The room in front of them had gone silent. The frail still sat motionless. Stan was leaning forward as far as the chair would allow, studying her face. Creed and Conlon watched Stan. A moment later the fat bastard sat as far back in the chair as he could. The color drained from his face. "Oh my God." He started to try and push the chair back with his shackled feet.

*~*~*~*~*~*

Kelly watched the change sweep over Stan's features. When he started to try and backpedal, she smiled.

"Something wrong Stan?" She kept her tone conversational. "Well, aside from the obvious captivity thing."

He was shaking now, all the bluster replaced by fear. "I...you...you were-"

"Supposed to be dead?" She finished. "Yeah, that didn't quite work out."

"Y-no! Dead? No! I mean..." His mind was racing, trying to put together something that sounded reasonable. Kelly could almost see the gears spinning. "I mean, I thought you were happily married to Roland."

She shook her head. "After everything that's happened, you still want to lie?"

"Kelly-"

"And not even a very plausible lie." She got up and started to walk around him in a slow circle, her arms still crossed over her stomach. The sound of her heels on the tile filling the small room.

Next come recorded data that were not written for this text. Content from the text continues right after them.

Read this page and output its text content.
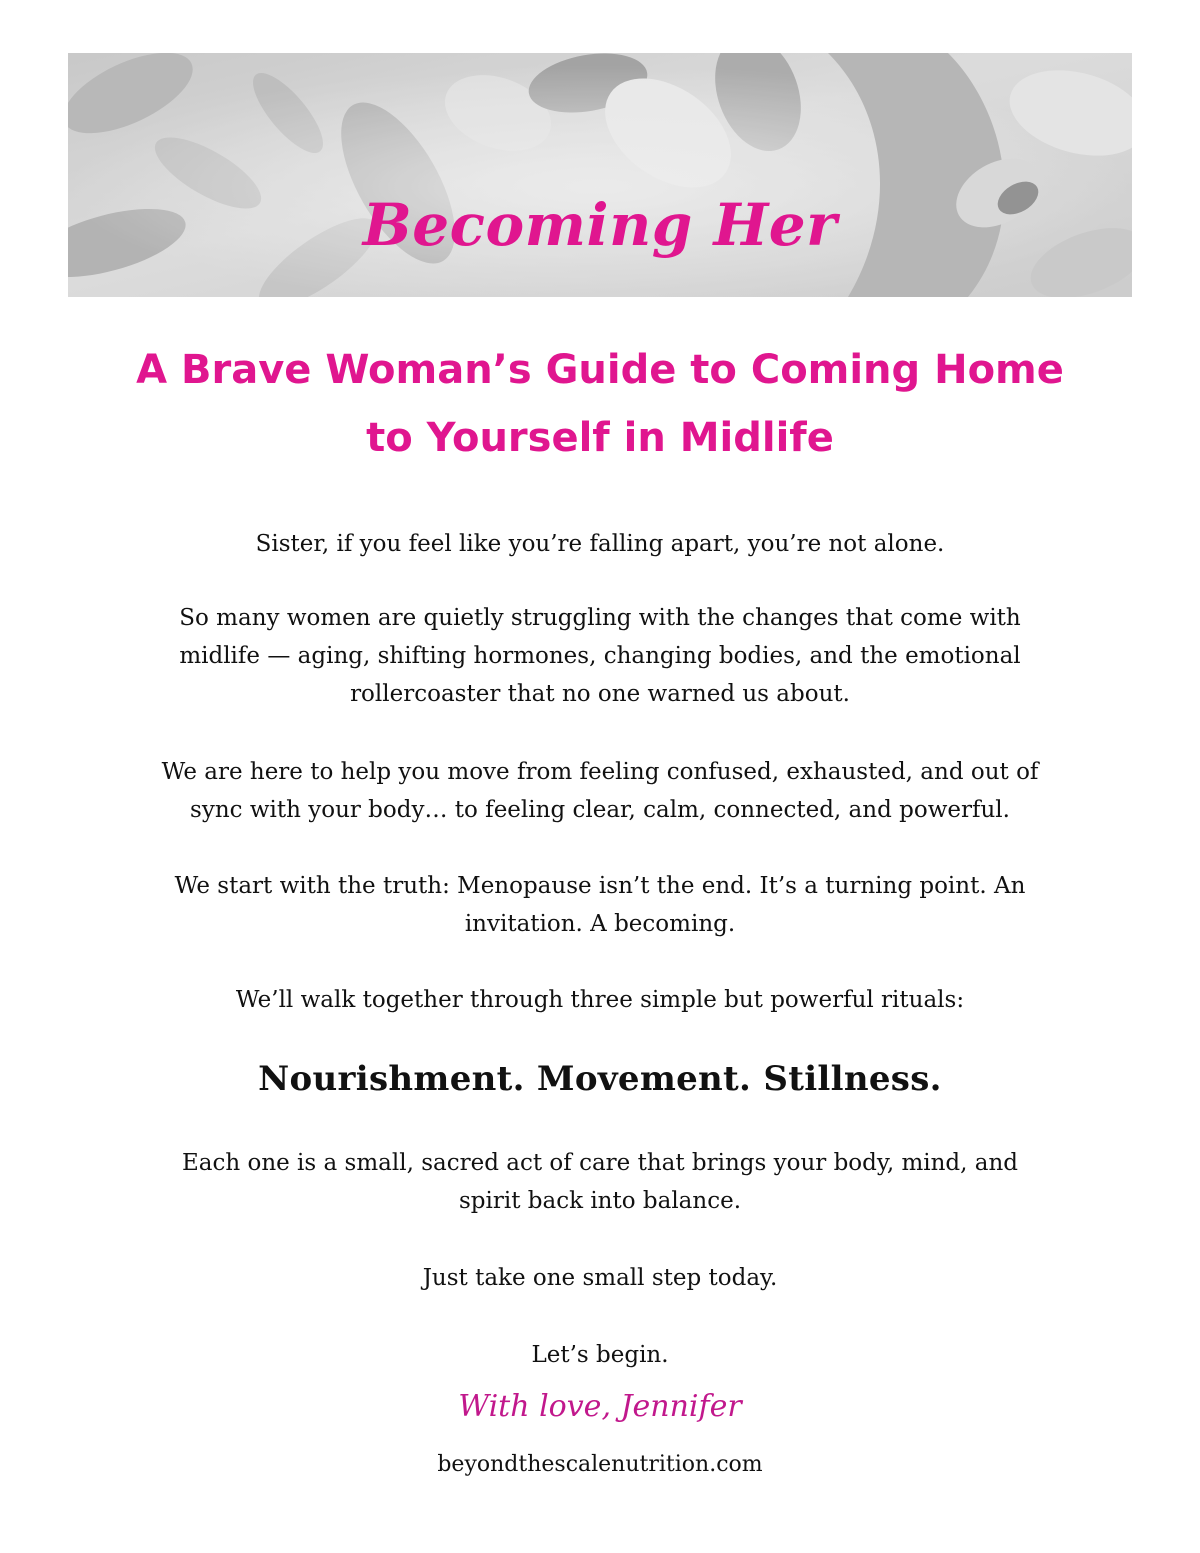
Becoming Her
A Brave Woman’s Guide to Coming Home
to Yourself in Midlife

Sister, if you feel like you’re falling apart, you’re not alone.

So many women are quietly struggling with the changes that come with
midlife — aging, shifting hormones, changing bodies, and the emotional
rollercoaster that no one warned us about.

We are here to help you move from feeling confused, exhausted, and out of
sync with your body… to feeling clear, calm, connected, and powerful.

We start with the truth: Menopause isn’t the end. It’s a turning point. An
invitation. A becoming.

We’ll walk together through three simple but powerful rituals:

Nourishment. Movement. Stillness.

Each one is a small, sacred act of care that brings your body, mind, and
spirit back into balance.

Just take one small step today.

Let’s begin.

With love, Jennifer
beyondthescalenutrition.com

"It was your mother." The words came out quickly.

She stopped in front of him. "My mother?" Sweat had made dark rings under his arms.

He tried for a casual shrug and ended up with more of a nervous twitch. "You know how she is. Flighty. Sh-She got the idea that you'd be happier out of the house and, as usual, she made me the bad guy. You really don't know what I've had to put up with all these years."

He was grasping at straws, they both knew it. "She made you the bad guy."

"All the time." There was a hopeful excitement in his eyes. "She couldn't stand the thought of you kids hating her." He leaned forward, as if sharing a secret. "She's not a very stable woman."